Snap joints can be easily modeled by annotating individual voxels within the puzzle specification. The following specifications give the two components of the jointed piece in Figure 5 above:

burr_piece(["..x|xxx|x{connect=mz+,clabel=Ay-}.."]);

burr_piece(["x|x", ".|x{connect=fz+,clabel=Ay-}"]);

Figure 7. Snap joint with the label "A"

The snap joints modeled by puzzlecad are rendered with an identifying label, such as the letter "A" on the male connector in Figure 7. The identical label is printed on the interior surface of the corresponding female connector. In this way, the correct joint pairings and orientations can be easily identified when preparing puzzles with large numbers of jointed pieces. Once the snap joints have been connected, the labels are permanently hidden from view.

In this way, essentially any rectilinear interlocking puzzle can be prepared for printing in just a few minutes. Puzzlecad ships with documented examples that provide more detailed usage information.

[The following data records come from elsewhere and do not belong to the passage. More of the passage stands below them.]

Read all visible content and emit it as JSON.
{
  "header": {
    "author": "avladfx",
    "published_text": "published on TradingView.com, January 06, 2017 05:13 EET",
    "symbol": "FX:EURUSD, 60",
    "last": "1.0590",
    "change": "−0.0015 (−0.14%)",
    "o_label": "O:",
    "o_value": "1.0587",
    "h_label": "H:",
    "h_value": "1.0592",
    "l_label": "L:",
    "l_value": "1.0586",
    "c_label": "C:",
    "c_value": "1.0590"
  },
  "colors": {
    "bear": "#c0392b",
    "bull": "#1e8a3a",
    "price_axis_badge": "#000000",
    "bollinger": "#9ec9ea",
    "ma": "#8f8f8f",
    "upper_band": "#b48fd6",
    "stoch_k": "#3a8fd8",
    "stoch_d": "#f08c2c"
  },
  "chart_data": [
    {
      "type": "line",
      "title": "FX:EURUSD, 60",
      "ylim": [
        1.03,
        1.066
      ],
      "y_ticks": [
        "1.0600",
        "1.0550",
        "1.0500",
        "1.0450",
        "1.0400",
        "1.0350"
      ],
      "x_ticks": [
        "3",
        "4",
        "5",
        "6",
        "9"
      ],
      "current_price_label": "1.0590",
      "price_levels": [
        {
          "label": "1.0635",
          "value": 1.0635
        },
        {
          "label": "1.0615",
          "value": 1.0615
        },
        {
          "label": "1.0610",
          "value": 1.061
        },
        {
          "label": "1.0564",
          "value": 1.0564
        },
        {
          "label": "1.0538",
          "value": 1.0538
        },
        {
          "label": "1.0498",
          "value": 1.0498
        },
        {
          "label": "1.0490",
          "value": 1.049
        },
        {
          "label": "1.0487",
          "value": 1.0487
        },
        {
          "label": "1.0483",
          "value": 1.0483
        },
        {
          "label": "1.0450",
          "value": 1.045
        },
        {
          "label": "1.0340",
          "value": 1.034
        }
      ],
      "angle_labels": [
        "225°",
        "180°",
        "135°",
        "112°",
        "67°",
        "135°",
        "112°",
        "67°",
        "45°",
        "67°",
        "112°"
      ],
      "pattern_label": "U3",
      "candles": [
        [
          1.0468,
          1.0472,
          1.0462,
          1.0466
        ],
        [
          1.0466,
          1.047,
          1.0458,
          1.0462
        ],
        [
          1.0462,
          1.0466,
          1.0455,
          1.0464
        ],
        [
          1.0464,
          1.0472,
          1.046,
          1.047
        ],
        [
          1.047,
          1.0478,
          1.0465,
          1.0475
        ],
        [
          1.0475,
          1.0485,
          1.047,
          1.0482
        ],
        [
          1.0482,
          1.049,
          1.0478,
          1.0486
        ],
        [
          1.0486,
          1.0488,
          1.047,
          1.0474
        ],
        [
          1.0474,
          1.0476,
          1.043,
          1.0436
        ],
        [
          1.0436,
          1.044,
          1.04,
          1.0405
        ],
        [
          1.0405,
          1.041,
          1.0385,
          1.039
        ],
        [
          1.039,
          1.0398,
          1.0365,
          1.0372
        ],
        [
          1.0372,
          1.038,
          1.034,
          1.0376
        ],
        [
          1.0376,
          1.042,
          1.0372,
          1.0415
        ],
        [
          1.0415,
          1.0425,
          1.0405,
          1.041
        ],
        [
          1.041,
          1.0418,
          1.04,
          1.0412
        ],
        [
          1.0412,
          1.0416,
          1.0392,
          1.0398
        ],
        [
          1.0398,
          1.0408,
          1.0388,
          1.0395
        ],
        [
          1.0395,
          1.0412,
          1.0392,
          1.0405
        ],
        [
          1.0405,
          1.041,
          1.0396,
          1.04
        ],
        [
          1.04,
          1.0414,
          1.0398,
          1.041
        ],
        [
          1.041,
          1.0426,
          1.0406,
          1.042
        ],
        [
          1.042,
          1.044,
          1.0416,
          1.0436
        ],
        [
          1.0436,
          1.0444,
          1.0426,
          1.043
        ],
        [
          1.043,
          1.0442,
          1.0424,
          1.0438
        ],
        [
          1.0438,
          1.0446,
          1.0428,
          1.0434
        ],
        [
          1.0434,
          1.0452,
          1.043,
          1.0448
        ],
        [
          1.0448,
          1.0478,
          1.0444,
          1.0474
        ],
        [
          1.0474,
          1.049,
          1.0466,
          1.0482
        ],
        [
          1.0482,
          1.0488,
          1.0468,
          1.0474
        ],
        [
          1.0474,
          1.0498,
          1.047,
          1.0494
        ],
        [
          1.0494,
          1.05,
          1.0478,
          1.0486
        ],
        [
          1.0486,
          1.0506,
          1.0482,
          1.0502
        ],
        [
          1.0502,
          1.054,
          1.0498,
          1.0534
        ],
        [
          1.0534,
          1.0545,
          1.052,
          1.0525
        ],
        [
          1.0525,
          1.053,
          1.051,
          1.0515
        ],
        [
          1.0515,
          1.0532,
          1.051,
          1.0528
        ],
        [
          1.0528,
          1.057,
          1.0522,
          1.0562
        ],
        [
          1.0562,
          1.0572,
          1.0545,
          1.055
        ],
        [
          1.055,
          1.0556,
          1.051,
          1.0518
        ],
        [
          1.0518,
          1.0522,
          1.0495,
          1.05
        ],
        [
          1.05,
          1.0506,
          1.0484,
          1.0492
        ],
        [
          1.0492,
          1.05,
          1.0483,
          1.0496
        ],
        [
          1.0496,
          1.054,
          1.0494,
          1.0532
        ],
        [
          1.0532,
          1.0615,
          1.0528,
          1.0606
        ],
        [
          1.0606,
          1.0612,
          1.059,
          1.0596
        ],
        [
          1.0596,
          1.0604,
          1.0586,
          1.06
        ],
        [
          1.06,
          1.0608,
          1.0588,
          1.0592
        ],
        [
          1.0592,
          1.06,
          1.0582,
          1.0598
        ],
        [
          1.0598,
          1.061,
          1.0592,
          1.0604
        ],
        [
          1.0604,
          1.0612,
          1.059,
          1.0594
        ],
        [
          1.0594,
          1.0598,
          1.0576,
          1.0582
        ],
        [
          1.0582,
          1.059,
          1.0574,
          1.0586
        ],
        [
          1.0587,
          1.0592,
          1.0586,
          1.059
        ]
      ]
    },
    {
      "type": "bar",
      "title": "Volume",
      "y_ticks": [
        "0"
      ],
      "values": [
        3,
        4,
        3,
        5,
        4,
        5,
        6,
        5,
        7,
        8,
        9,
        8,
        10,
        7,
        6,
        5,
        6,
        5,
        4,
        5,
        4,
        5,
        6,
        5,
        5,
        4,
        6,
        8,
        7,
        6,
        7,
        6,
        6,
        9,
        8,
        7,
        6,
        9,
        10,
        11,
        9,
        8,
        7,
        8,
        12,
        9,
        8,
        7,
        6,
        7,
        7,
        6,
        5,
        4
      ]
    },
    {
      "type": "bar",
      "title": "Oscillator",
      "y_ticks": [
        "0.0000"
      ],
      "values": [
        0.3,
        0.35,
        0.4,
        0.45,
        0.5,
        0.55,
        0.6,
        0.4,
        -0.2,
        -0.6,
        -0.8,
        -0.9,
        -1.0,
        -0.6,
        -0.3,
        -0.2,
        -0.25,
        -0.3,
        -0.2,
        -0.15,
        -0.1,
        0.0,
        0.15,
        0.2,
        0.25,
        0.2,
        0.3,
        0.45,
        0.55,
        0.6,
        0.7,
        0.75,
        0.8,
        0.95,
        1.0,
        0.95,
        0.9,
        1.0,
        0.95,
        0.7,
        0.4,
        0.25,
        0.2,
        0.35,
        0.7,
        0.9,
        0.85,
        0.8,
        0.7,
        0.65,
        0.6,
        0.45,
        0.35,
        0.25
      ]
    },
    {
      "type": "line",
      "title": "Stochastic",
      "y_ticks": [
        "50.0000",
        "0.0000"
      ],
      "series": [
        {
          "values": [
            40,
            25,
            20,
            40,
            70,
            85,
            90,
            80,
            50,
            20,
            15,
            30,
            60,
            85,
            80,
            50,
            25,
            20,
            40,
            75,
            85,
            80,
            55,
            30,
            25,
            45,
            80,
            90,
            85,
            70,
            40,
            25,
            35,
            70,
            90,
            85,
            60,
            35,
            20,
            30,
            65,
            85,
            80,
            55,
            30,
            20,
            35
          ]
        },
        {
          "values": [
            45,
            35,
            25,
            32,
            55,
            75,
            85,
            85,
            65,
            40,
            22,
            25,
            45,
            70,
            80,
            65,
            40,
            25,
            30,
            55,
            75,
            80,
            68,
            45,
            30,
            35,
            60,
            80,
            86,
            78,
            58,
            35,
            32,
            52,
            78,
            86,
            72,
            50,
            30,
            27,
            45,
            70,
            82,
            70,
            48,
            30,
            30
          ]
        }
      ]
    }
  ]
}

For more examples and information on Puzzlecad, or to download the library, please visit:

https://www.thingiverse.com/thing:3198014

Figure 8. Gregory Benedetti - Stand By Cubes 1, 2, & 3

The Future of Puzzles and 3D Printing

Figure 9. Clockwise from top left:
Oleg Smol'yakov - GELO-1234; Ken Irvine - Pink Ivory Ring;
Osanori Yamamoto (arr. Ishino) - Pig Nose 2

When I started collecting mechanical puzzles in earnest a few years ago, I was initially frustrated by the (at best) intermittent availability of even the most essential puzzles in the canon. Puzzle collecting takes patience - and also money: assembling a representative collection of interlocking puzzles requires an investment of many thousands of dollars, a barrier that is prohibitive to many.

3D printing offers a solution to both problems. Most of the puzzles in this blog post used roughly $2 worth of filament (the Stand By Cubes were the most expensive at around $4.50 each, partly because I used costlier "woodfill" filament for the bases). Decent printers are now available in the under-$400 price range. For a relatively modest investment, anyone can now select a puzzle from a vast menu in Puzzle Will Be Played, implement it in puzzlecad in a few minutes, and have a copy ready to play with the next day.

Figure 10. Stewart Coffin - Involute (left); Convolution (right)

In the coming years, 3D printers will become increasingly inexpensive and easy to use, and we can reasonably expect them to become commonplace in the not-too-distant future. The technology has the potential to completely change the equation for puzzle accessibility and availability - to introduce more people to the breadth and ingenuity of puzzle designs, and hopefully, to inspire and enable new designers.

Since acquiring a 3D printer, I've enjoyed acquainting myself with new puzzle designs, many of which would otherwise be difficult for me to obtain. I look forward to more puzzle exploration in the months and years ahead!